Bakersfield Mist touches on this idea, how we find ourselves moved and maybe even rendered raw by not just passively observing, but by participating.  In theatre, we breathe the same air as the artists as they create.  Just as when going to a museum, you get the real impact of a painting by walking up to it, seeing it in real time, sharing space with it.

All of which helps bring out the very wonderful, very terrible truths of humanity in this play written and directed by Stephen Sachs.
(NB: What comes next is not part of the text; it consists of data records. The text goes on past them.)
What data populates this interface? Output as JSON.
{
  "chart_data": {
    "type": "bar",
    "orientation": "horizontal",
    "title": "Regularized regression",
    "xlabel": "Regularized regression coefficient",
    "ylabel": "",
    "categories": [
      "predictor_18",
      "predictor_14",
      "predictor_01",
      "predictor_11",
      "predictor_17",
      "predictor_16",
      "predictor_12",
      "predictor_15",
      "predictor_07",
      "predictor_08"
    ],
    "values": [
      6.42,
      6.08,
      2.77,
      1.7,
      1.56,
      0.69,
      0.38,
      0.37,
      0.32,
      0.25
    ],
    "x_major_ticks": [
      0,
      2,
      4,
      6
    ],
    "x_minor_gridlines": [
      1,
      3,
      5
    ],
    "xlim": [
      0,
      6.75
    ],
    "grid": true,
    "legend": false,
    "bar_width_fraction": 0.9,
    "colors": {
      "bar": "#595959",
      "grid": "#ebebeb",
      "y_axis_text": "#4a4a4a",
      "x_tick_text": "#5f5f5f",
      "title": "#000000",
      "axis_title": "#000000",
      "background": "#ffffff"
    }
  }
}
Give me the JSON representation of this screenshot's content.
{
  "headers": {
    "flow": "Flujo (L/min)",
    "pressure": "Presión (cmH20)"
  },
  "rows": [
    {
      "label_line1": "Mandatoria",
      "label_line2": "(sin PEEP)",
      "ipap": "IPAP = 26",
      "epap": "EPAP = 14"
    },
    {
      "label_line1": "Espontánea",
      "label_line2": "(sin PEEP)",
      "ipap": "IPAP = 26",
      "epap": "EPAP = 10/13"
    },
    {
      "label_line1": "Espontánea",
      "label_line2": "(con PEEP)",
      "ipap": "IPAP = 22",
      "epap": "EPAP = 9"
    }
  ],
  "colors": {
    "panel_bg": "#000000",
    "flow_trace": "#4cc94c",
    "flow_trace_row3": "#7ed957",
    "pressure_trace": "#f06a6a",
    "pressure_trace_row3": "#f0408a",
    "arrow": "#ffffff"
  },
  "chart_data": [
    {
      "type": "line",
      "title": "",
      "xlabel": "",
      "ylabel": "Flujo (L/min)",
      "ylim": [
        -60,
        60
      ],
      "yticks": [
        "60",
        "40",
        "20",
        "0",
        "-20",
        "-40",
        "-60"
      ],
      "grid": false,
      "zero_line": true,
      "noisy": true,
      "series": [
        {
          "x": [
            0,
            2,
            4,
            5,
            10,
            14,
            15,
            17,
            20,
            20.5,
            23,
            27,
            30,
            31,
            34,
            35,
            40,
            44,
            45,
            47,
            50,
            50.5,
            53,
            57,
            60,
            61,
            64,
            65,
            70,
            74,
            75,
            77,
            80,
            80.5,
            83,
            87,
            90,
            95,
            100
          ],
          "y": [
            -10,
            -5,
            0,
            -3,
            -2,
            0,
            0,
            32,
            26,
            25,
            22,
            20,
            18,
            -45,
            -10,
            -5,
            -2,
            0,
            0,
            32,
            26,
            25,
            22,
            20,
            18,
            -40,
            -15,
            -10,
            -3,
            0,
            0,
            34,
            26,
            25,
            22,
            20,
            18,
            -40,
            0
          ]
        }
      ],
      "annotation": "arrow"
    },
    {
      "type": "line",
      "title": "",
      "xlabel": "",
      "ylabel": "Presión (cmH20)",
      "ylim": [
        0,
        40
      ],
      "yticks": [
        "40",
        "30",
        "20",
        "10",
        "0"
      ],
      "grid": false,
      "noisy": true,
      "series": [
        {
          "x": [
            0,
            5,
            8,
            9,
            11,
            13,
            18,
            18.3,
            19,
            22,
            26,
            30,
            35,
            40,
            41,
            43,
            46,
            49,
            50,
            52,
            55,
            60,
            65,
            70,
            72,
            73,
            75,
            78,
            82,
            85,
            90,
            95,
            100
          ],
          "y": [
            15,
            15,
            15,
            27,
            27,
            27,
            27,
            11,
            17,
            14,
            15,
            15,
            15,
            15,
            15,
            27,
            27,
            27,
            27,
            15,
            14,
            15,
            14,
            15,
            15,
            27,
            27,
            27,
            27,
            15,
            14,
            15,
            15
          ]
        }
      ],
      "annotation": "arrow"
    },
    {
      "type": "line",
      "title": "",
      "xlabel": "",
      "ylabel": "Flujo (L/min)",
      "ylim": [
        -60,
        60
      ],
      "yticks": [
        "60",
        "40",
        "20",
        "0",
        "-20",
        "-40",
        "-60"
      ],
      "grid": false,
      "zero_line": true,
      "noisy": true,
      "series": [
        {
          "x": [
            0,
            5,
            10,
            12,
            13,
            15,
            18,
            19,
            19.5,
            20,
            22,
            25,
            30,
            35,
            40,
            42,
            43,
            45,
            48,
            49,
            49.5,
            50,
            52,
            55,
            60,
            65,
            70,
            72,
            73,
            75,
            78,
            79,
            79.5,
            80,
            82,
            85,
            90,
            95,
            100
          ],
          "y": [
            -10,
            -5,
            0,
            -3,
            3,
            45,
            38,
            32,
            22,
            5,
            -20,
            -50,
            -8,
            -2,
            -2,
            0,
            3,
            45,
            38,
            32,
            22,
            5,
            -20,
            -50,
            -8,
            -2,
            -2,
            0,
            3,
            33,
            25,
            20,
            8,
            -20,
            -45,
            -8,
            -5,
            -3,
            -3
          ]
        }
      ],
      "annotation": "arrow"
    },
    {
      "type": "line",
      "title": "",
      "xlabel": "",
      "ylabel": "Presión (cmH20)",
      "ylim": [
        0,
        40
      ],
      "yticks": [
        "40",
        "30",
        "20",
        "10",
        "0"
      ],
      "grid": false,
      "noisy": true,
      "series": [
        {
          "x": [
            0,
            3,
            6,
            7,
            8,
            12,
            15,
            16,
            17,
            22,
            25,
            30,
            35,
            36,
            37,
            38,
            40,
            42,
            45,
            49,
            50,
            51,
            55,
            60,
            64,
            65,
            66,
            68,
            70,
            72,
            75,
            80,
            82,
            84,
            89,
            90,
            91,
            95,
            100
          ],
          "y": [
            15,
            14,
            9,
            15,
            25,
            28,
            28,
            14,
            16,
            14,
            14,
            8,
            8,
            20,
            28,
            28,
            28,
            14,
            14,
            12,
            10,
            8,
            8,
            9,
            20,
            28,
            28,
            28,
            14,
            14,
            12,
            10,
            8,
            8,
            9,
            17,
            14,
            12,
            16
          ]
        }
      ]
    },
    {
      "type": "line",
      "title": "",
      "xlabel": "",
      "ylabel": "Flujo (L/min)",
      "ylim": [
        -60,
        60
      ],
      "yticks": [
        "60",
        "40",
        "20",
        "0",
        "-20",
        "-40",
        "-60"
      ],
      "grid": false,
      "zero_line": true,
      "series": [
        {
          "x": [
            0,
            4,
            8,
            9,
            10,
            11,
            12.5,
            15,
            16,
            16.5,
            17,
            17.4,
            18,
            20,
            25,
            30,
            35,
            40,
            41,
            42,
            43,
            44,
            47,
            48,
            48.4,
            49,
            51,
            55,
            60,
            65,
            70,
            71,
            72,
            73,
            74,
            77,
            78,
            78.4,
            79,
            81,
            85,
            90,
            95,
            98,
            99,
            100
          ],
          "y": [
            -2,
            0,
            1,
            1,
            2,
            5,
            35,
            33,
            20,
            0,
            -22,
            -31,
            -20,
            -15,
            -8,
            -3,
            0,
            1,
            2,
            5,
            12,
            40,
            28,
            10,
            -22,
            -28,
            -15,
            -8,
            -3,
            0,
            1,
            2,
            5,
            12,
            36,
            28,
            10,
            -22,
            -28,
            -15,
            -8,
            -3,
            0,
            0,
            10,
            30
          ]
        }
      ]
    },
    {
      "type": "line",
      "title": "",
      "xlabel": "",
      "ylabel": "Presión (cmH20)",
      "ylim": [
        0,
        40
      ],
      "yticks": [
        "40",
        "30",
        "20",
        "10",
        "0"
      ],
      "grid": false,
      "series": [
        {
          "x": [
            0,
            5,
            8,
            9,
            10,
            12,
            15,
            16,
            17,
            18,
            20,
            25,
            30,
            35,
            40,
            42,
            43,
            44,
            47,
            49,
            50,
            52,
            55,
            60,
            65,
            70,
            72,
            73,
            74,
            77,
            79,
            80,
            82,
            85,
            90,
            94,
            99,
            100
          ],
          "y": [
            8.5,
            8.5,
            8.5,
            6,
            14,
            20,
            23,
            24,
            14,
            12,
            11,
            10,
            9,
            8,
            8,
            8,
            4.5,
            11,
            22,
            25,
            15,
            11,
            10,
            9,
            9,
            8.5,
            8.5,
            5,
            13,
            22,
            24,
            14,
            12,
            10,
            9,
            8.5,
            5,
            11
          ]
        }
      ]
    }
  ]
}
Maude Gutman (Jenny O'Hara) lives in a trailer park outside Bakersfield, California.  She welcomes a very special guest one afternoon -- Lionel Percy (Nick Ullett) an elderly art expert here to examine a canvas she purchased for a song.  She believes, rightly or wrongly, it an actual Jackson Pollack, which would make it worth millions of dollars.  What follows becomes far more than a clash of cultures between two supremely different people.  Their differences abound, of course!  Quite a bit more than what we see on the surface.

What grabs our hearts most of all, though, is how much they have in common.  Just to start, they both admire Pollack so intensely--despite the fact Maude thinks his paintings hideous.  Most of the time.  Every now and then, she sees something else.  Something almost beautiful.

Lionel comes to view her in much the same way.  He even says as much towards the end, assuring her that the very power and courage and vibrant life to be found in great art she herself possesses.

The journey these two take on the stage draws one in, amid esoteric discussions of art and forensics, terrible recollections of human failure as well as tragedies beyond control.  We become part of their conversation, as much a witness and participant as if our seats were in that trailer.  Indeed that is the point.  In live theatre, as with seeing fine art in person, we become part of what is happening in the moment.  Just as seeing a Jackson Pollack in the flesh beats out any and all gazing at photos, so living this time with Maude and Lionel becomes so much more than any recording could convey.

We see them.  We come to know them.  Even love them a little bit.  And wisely, we never once see the face of that painting.  No, that would distract.  The art we are here to see is the play, and that art sweeps us up.

Bakersfield Mist plays Fridays, Saturdays and Mondays at 8pm, Sundays at 3pm until January 30, 2016 at the Fountain Theatre, 5060 Fountain Avenue (at Normandnie), Los Angeles CA 90029.